Few films have more stunningly depicted redemption and forgiveness, or more thoughtfully explored religious duty and obedience. One priest justifiably breaks holy obedience in order not to endanger souls; another wrongly does so in order to resist a military enemy, violating ancient tradition against priests fighting as soldiers — as well as the just-war requirement of reasonable hope of success. A beautiful, difficult film that deserves thoughtful reflection.
One of the best WWII movies, Sahara is a thoroughly entertaining war actioner starring Humphrey Bogart as a tough American sergeant commanding a tank crew in the Libyan desert.

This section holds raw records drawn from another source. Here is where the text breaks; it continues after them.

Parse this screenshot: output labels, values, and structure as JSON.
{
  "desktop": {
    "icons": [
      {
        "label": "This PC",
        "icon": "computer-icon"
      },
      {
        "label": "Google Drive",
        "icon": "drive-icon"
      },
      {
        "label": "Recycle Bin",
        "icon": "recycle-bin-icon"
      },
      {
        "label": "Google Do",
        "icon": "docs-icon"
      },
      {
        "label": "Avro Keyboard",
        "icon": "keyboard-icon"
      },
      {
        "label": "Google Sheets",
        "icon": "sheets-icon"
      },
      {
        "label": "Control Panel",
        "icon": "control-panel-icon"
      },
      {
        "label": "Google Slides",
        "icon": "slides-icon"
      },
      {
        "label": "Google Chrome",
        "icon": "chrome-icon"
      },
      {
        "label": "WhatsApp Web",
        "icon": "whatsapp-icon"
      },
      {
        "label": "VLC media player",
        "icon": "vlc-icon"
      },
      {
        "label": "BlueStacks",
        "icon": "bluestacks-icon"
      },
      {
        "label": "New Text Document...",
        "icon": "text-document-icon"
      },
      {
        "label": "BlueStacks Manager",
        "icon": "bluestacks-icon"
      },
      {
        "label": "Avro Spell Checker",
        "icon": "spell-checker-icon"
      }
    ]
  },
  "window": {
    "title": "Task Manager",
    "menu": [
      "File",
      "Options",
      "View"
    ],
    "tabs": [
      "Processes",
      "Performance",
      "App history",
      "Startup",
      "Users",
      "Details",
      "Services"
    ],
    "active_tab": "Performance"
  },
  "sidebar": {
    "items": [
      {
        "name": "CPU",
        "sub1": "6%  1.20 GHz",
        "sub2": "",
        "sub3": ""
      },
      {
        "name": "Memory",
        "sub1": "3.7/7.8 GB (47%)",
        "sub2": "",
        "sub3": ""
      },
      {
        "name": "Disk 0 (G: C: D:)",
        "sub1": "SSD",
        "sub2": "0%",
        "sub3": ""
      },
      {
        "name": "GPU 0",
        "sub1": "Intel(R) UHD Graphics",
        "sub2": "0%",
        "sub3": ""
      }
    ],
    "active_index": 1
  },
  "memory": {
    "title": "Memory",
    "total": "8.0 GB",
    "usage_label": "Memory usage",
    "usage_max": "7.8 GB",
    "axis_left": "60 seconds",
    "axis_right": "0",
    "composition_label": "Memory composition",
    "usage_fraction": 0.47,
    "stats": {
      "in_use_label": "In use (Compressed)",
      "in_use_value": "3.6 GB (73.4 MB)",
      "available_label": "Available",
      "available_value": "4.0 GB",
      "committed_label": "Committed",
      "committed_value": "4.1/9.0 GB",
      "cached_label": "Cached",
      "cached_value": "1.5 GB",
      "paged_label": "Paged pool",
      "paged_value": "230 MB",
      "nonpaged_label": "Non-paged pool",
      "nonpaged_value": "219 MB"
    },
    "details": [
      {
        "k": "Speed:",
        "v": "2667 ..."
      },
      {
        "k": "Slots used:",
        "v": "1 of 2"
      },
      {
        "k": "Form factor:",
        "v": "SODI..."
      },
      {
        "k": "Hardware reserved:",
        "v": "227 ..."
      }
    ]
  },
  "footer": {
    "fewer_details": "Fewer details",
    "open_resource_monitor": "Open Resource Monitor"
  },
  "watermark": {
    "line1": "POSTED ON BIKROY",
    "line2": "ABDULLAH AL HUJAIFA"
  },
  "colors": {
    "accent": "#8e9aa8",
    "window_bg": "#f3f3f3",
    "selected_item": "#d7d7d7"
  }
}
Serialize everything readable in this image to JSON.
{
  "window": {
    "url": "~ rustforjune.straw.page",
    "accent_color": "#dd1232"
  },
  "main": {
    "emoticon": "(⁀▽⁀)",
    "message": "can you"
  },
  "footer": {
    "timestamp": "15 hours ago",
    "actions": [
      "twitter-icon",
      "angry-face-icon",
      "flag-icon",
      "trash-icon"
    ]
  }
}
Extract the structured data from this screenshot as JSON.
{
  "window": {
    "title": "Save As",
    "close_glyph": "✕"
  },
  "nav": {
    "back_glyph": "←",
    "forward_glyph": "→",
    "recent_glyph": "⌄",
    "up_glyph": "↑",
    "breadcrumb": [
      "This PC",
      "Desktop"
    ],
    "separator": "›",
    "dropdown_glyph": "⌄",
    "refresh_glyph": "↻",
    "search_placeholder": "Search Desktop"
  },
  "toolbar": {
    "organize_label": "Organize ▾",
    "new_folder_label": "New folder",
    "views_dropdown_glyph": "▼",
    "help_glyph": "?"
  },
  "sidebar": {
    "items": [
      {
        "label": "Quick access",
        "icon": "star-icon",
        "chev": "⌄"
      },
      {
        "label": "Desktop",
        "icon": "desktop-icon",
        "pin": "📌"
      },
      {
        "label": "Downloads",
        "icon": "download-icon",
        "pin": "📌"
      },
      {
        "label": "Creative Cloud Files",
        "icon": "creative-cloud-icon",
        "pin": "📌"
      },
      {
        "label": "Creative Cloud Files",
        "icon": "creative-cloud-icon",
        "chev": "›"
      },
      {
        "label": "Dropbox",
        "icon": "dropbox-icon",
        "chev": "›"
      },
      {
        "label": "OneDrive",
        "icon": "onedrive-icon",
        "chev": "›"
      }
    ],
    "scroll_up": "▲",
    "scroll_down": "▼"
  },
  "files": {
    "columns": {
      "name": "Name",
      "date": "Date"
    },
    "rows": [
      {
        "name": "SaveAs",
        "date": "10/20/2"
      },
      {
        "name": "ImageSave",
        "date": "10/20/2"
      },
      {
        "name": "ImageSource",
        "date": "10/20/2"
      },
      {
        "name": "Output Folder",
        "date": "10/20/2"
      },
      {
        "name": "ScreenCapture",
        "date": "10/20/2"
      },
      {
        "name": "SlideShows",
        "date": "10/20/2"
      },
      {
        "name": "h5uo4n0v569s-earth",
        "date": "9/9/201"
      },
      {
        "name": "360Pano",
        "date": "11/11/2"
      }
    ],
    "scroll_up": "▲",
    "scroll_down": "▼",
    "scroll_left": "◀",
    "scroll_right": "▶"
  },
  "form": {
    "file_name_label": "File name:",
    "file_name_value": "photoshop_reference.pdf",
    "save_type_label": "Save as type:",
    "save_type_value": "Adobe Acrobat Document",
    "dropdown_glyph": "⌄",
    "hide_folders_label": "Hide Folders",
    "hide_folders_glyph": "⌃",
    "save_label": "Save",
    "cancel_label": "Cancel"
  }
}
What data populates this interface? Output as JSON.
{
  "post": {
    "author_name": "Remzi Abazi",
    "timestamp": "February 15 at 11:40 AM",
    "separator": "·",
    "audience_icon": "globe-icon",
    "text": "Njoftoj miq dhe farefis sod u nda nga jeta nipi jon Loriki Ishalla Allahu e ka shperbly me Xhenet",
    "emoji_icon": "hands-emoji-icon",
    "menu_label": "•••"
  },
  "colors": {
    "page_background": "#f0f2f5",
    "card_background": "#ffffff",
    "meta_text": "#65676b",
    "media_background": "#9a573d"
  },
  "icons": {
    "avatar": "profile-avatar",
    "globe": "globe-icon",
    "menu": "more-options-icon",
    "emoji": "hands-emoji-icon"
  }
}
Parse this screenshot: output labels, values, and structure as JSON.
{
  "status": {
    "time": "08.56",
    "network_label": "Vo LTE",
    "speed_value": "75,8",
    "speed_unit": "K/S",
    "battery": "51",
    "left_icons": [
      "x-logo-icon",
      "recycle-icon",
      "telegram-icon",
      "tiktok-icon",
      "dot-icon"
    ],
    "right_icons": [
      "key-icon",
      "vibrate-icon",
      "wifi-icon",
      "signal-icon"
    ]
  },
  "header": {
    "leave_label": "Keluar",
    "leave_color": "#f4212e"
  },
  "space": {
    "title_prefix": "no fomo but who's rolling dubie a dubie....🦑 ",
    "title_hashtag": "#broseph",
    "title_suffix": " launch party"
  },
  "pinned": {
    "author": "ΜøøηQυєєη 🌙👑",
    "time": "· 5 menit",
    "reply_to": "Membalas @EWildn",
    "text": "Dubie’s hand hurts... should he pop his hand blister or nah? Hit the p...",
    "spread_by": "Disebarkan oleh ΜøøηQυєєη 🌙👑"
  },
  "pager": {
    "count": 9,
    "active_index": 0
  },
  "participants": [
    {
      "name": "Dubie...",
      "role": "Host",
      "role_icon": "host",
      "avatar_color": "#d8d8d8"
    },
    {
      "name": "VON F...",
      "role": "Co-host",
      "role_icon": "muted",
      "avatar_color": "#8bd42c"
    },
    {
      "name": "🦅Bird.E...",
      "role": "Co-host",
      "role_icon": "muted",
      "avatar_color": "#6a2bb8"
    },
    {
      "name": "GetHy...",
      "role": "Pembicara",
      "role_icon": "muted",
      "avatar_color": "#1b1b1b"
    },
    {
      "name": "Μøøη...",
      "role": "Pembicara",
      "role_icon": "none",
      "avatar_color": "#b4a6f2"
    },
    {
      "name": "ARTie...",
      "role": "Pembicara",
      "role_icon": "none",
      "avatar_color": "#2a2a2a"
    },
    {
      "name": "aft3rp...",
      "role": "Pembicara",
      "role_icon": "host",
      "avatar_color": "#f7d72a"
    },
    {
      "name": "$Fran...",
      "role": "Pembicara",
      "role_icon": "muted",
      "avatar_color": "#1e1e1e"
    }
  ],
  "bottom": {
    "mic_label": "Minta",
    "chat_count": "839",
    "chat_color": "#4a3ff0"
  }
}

Joined by a handful of British troops and a Sudanese soldier (Rex Ingram), saddled with a pair of POWs, one Italian (J. Carol Naish) and one German (Kurt Kreuger), Bogie helms his rugged M3 tank Lulubelle through the African waste, retreating before advancing Nazi lines until he makes his last stand at an inhospitable oasis.
As might be expected, Sahara celebrates valor and sacrifice, but it also goes beyond many war pictures in weighing exigencies of war against the moral regard that is due the life of an enemy soldier, in balancing patriotism with cooperation among soldiers of various nationalities (including Ingram's dignified African) against a common enemy, and in a theological dimension that more than once indicates whose side God is on.
There's also a humorous discussion between the Sudanese Muslim and an American from Texas: After listening to the Muslim's defense of polygamy, the Texan comments laconically that his own wife wouldn't like such an arrangement — whereupon the Muslim is forced to admit that it's the same with his one wife.